Pepe tenía, en ese marco, una personalidad incontestable. Lo escuché muchas veces en la intimidad, y como patriarca del cante en Jaén le ponía su sello expresivo a todo lo que tocaba, porque no gustaba de la copia por la copia. Escudriñaba, asimismo, las letras que se asociaban a sus experiencias vividas, y administraba sus facultades, cortitas, pero buscando el sabor, el gustito. Y es que Pepe cataba el cante de pellizco, de ahí que en las distancias cortas no lanzara un grito ni el estiramiento de la melodía, sino un puñado de alfileres sonoros.
Pepe Polluelas era, por añadidura, bohemio, y cantaba, en consecuencia, por necesidad vital. En las cantiñas, verbigracia, buscaba a Tío José el Águila, Aurelio Sellés o a Pepe Marchena, para luego continuar por alegrías. Por tangos evocaba a Antonio el Chaqueta y remataba por tanguillos. La cartagenera la centraba en don Antonio Chacón, como la taranta, y a veces incluso la remataba con la malagueña de El Mellizo. Se refundía con José Cepero en la granaína-malagueña, que la empleaba para comenzar una tanda de fandangos, en los que incluía variantes onubenses o bien de Palanca, Marchena, Antonio de la Calzá, El Sevillano y Pepe Pinto, y en la misma tesitura recordaba los estilos malagueños de Jacinto Almadén o El Cojo de Málaga.
Insisto que escribo de la privacidad de la reunión. Y si por bulerías se ajustaba a Jerez y al cuplé, y por tientos tenía tendencias gaditana y jerezana, por tanguillos gozaba con La pícara vaca, de Vicente el Loro, que vivía en el jienense Cerro de los Lirios. Ejecutaba, igualmente, los villancicos por bulerías de El Gloria, y por seguiriyas buscaba a Manuel Torre, en tanto que la saeta la dirigía cada madrugada de Viernes Santo a Ntro. Padre Jesús Nazareno, El Abuelo.

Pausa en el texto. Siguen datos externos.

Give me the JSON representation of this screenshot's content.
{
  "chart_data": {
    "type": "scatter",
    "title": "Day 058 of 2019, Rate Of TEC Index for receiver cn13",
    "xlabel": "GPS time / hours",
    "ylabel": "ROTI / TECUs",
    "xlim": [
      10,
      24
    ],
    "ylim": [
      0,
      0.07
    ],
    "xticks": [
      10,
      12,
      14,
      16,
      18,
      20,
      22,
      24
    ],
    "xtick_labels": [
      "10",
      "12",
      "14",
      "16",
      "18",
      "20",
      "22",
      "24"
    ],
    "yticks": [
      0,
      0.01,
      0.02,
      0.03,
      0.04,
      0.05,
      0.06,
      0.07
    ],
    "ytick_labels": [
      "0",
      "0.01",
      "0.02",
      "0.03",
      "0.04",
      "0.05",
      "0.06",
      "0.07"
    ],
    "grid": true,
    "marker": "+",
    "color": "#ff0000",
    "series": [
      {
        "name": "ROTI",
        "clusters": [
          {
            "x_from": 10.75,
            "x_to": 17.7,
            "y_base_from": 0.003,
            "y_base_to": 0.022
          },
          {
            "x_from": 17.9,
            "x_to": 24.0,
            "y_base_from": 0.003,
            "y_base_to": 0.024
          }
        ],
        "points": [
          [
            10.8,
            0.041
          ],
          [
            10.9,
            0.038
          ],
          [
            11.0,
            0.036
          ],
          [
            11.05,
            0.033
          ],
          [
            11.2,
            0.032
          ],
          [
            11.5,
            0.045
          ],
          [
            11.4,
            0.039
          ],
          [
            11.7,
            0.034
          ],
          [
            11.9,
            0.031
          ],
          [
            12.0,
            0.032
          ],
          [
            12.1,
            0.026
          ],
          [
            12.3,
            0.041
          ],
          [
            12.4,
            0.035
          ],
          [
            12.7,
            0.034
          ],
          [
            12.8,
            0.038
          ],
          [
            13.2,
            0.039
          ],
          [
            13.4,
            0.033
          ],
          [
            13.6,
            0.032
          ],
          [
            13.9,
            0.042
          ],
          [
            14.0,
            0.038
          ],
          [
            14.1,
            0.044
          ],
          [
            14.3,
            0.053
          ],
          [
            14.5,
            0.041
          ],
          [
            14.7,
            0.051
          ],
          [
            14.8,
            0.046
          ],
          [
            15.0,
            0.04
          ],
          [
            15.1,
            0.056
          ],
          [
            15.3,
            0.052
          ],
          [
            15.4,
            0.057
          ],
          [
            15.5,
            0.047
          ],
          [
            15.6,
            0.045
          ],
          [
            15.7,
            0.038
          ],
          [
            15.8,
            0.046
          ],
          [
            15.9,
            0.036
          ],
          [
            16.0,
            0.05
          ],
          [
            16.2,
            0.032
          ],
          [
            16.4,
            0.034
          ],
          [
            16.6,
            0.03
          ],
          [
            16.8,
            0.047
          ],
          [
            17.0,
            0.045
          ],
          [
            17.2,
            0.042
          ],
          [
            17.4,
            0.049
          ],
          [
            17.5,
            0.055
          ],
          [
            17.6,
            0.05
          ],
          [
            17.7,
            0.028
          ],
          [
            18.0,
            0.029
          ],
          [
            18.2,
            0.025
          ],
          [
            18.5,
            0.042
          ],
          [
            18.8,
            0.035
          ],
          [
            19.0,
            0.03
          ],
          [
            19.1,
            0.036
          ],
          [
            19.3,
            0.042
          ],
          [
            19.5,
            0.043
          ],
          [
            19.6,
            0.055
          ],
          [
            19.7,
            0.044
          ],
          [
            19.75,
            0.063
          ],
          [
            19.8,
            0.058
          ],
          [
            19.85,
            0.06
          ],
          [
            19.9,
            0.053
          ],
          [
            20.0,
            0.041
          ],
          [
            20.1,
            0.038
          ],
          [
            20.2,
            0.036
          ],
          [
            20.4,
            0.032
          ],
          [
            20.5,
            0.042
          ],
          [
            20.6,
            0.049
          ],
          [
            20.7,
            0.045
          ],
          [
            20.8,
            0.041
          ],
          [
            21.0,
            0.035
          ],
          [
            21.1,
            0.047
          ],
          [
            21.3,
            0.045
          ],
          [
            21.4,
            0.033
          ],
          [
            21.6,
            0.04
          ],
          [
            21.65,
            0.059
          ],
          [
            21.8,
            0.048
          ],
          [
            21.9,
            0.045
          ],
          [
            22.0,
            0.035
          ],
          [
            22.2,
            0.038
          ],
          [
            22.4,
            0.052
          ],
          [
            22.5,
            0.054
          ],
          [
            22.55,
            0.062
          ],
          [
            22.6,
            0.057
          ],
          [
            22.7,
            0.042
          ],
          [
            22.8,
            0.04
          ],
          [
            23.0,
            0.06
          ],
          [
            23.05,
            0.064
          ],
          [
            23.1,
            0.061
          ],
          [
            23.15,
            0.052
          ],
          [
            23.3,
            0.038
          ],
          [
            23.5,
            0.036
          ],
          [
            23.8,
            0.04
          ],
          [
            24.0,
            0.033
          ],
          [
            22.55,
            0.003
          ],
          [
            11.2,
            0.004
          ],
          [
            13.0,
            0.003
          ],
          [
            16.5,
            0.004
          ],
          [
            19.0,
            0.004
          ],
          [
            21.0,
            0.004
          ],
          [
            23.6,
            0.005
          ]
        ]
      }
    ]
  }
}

Su palo era, con todo, la soleá. Ahí es donde Pepe Polluelas se reencontraba consigo mismo, en la entereza de los tercios que aunque con guiños al Niño de Madrid, otorgamos a La Andonda, La Serneta, El Mellizo y Juaniquín. Y los abordaba como si en la tipología con letras propias anhelara el deseo de volver a otros tiempos, tal que la intención de este recordatorio, que no es sino fomentar el conocimiento para rehabilitar los recuerdos y mantener vigente la memoria de quien nació en Jaén hace cien años.